Perhaps these are seeds that didn’t get pollinated.  The rest of the seeds were empty.  So this brings me back to my theory that the squirrels ate all the good ones, and left only the rejects on the ground for me.  But I did try the sorry little nuts I had since I had gone through the effort, and I can say they did maybe taste like nuts, perhaps between a pecan and a filbert.  But there was so little to chew on I really don’t feel I have much to offer.  In the end, that excursion into foraging didn’t work out so well; maybe cranberry viburnum will be better. 

In my travels this week I found several other berries, some at Hawkins Brook as I mentioned, and others I found while monitoring the Marion conservation easement .  This latter area had mountain ash and another new plant I had to look up.

Virginian creeper (Parthenocissus quinquefolia)

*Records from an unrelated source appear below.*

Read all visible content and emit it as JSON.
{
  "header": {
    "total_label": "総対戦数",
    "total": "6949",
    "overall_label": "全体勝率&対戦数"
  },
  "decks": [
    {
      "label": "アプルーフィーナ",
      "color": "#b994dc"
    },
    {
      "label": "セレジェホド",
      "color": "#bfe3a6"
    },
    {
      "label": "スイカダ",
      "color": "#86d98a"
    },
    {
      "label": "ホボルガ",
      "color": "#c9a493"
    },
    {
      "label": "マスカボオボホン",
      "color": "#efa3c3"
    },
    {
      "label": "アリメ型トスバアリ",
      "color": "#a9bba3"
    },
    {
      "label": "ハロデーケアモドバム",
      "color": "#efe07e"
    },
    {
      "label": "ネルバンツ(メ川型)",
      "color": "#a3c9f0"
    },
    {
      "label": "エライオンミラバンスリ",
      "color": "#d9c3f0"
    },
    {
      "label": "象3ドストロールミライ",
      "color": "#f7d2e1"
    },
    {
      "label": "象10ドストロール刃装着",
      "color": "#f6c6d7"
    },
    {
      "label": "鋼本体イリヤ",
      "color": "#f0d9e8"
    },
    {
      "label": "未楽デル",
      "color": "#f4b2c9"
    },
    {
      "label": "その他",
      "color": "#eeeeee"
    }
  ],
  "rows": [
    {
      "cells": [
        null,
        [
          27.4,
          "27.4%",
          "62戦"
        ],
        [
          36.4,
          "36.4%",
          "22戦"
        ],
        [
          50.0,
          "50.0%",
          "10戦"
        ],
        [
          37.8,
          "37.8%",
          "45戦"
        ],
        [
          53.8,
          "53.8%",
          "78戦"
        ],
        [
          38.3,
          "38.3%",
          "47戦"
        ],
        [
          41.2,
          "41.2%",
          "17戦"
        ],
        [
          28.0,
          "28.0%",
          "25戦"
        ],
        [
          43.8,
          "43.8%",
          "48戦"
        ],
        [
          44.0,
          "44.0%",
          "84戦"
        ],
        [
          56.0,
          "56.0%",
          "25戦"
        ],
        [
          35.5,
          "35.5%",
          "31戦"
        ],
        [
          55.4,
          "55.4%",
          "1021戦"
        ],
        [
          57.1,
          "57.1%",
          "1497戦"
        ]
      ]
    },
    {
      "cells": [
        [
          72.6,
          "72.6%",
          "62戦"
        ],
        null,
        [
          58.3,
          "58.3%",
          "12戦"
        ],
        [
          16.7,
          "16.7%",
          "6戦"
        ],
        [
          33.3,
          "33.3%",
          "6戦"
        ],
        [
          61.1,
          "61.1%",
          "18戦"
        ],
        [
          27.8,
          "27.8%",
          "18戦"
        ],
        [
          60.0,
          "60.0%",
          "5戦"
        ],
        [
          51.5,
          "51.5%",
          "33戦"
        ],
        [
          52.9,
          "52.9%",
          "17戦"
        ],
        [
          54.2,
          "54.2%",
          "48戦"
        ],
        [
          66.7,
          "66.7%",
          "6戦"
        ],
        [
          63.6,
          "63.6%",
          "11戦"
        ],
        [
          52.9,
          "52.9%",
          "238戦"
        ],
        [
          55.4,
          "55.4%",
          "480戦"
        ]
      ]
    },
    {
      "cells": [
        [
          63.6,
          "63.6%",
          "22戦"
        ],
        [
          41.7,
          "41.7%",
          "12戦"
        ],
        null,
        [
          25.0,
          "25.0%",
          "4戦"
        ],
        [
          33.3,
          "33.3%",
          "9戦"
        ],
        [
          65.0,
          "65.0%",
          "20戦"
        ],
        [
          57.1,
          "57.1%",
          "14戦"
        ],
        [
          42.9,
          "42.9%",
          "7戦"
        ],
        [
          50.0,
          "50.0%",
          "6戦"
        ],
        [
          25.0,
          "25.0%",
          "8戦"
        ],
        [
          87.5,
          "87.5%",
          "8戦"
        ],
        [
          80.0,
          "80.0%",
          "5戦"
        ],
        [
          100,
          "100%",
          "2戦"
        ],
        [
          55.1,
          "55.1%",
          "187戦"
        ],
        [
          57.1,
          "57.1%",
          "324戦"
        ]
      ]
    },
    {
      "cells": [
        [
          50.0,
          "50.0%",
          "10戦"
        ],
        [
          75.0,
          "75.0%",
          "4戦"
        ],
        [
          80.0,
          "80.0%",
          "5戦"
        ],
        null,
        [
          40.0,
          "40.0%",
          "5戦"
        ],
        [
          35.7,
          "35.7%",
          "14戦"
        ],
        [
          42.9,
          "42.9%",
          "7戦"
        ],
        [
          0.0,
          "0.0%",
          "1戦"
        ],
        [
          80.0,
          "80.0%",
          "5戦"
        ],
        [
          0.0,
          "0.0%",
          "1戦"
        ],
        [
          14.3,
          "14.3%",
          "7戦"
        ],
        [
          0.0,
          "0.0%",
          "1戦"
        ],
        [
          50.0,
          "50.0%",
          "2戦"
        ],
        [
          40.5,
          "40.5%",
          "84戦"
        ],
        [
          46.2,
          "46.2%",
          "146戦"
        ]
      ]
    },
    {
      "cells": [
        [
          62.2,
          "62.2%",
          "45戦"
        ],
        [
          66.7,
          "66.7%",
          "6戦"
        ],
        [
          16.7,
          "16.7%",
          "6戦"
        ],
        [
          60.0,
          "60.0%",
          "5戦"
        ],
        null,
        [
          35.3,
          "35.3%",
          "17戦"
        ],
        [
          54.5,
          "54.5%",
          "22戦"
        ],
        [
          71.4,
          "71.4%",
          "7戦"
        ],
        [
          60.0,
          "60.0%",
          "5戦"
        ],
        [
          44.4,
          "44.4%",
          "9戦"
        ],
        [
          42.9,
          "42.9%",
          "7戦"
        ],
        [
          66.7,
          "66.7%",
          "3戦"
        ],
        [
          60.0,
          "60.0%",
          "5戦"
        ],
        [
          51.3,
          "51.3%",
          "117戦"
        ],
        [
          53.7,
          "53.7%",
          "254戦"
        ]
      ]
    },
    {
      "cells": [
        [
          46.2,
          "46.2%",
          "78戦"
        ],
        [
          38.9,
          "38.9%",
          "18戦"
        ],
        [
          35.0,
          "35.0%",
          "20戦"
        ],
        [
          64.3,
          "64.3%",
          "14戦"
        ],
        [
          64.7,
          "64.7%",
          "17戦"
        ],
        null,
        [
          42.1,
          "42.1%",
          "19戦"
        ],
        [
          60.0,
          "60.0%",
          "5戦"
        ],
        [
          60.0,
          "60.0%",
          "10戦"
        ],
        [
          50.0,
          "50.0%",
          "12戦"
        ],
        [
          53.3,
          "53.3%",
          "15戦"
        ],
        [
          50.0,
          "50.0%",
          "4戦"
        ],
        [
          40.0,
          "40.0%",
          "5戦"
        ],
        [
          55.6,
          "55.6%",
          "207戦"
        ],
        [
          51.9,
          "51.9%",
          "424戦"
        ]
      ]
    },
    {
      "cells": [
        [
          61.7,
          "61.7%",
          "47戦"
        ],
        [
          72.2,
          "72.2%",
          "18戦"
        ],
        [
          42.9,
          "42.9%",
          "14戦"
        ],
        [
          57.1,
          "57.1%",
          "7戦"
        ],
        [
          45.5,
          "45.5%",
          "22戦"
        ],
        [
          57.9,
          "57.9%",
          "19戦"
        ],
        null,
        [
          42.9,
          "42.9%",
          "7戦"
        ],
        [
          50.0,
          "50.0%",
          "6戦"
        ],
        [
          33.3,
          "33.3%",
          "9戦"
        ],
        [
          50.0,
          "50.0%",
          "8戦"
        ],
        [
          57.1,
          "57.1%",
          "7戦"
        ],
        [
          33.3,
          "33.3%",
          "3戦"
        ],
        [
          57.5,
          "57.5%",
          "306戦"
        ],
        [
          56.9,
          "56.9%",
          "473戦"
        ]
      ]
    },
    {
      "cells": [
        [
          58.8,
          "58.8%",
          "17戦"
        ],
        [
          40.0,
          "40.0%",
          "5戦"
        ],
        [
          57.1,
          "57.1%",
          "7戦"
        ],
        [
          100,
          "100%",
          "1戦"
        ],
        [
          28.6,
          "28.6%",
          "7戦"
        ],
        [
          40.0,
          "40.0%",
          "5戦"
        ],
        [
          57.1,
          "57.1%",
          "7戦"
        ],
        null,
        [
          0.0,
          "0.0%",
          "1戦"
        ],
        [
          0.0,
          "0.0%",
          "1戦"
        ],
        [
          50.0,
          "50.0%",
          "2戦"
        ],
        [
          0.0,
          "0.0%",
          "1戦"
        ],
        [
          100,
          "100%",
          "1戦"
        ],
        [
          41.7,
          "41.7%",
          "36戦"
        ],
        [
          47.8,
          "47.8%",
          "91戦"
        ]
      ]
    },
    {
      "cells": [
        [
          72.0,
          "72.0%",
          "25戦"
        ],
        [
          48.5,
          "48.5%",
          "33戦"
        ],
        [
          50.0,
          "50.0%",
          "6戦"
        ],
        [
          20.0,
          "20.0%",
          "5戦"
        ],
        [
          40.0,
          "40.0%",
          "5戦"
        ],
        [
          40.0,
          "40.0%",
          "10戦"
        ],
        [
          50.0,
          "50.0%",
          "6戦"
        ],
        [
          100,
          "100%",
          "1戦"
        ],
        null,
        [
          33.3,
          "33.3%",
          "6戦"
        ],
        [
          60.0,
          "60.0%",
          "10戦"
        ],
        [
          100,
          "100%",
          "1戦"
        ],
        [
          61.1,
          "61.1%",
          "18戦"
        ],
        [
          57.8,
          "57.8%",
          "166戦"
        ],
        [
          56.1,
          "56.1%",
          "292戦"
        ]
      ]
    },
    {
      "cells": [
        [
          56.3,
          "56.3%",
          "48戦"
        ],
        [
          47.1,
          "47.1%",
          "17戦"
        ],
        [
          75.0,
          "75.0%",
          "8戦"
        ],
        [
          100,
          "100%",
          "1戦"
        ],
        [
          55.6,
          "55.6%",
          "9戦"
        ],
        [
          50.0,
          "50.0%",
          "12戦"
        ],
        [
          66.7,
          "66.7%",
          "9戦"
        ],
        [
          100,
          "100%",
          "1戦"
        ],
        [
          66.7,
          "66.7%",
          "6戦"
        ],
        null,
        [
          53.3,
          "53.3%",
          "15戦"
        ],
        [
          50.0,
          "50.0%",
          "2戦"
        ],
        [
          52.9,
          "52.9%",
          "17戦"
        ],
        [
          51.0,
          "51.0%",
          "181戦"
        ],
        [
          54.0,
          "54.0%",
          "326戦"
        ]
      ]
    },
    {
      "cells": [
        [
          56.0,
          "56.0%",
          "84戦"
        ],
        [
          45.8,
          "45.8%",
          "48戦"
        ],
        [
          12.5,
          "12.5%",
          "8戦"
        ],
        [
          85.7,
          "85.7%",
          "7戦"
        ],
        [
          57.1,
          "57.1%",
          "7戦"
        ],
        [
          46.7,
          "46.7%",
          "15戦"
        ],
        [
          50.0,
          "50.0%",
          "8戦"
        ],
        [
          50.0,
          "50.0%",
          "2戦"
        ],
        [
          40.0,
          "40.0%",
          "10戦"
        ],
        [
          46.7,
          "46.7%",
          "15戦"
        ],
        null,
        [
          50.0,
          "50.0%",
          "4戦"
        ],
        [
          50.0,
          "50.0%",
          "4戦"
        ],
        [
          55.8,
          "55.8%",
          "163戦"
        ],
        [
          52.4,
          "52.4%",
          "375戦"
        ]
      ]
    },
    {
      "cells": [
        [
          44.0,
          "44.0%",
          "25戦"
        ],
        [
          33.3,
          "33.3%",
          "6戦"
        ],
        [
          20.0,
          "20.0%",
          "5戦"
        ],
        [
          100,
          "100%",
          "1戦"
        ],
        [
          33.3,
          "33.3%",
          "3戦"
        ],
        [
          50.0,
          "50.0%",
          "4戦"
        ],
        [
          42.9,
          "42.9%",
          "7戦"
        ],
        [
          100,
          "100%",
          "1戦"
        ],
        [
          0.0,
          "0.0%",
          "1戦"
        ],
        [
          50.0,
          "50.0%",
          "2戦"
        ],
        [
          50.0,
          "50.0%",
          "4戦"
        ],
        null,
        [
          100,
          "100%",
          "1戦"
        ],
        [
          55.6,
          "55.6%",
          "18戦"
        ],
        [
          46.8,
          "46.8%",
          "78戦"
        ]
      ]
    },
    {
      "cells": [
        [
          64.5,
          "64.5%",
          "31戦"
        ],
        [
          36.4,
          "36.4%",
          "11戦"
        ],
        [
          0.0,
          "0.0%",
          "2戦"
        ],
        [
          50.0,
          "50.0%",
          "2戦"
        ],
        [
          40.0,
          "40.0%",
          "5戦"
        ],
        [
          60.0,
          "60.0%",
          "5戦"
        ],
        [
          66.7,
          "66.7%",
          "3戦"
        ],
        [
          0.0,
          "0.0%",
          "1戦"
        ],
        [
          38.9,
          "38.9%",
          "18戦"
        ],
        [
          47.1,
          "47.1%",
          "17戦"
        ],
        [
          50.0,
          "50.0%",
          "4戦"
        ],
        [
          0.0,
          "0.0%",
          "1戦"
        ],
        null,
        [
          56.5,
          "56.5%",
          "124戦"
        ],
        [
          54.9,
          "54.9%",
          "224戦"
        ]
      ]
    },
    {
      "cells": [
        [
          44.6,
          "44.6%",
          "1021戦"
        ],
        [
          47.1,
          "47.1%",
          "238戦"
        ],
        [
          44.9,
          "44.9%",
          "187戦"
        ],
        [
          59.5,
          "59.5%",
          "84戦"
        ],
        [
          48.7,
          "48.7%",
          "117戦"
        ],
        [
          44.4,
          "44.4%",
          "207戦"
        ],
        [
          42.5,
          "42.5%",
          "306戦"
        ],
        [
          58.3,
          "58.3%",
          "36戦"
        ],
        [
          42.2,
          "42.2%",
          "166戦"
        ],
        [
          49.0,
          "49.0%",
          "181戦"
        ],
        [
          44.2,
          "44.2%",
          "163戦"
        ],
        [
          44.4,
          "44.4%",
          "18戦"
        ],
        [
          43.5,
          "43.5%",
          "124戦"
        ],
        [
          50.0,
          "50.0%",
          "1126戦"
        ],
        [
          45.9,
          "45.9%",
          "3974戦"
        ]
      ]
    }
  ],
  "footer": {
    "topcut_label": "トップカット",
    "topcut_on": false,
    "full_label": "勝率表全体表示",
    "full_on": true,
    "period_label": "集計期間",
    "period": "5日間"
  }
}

Though I didn’t recognize this shrub, the distinct leaves in groups of five made identification easy once I came upon it in the field guide.  The guide mentions Virginia creeper often grows along stone walls, and that’s exactly where I found it; the plant is a vine which can attach to stone or masonry to climb.   It’s a member of the grape family though the fruit is not edible, at least to humans – it is a valuable food source to many birds.

If you’ve been around the lakes early in the day you’ve noticed that morning fog is a common occurrence now, with cold air and warm water conspiring to create a ghostly scene. 


But it burns off quickly as the late summer rays beam down and heat the atmosphere to a temperature above the condensation point.   By mid-morning that clear blue September sky is revealed.

Scrub oak (Quercus ilicifolia) along Lake Ossipee in the Ossipee Pine Barrens

I've been told acorns are edible too, but I'm not ready to try them yet!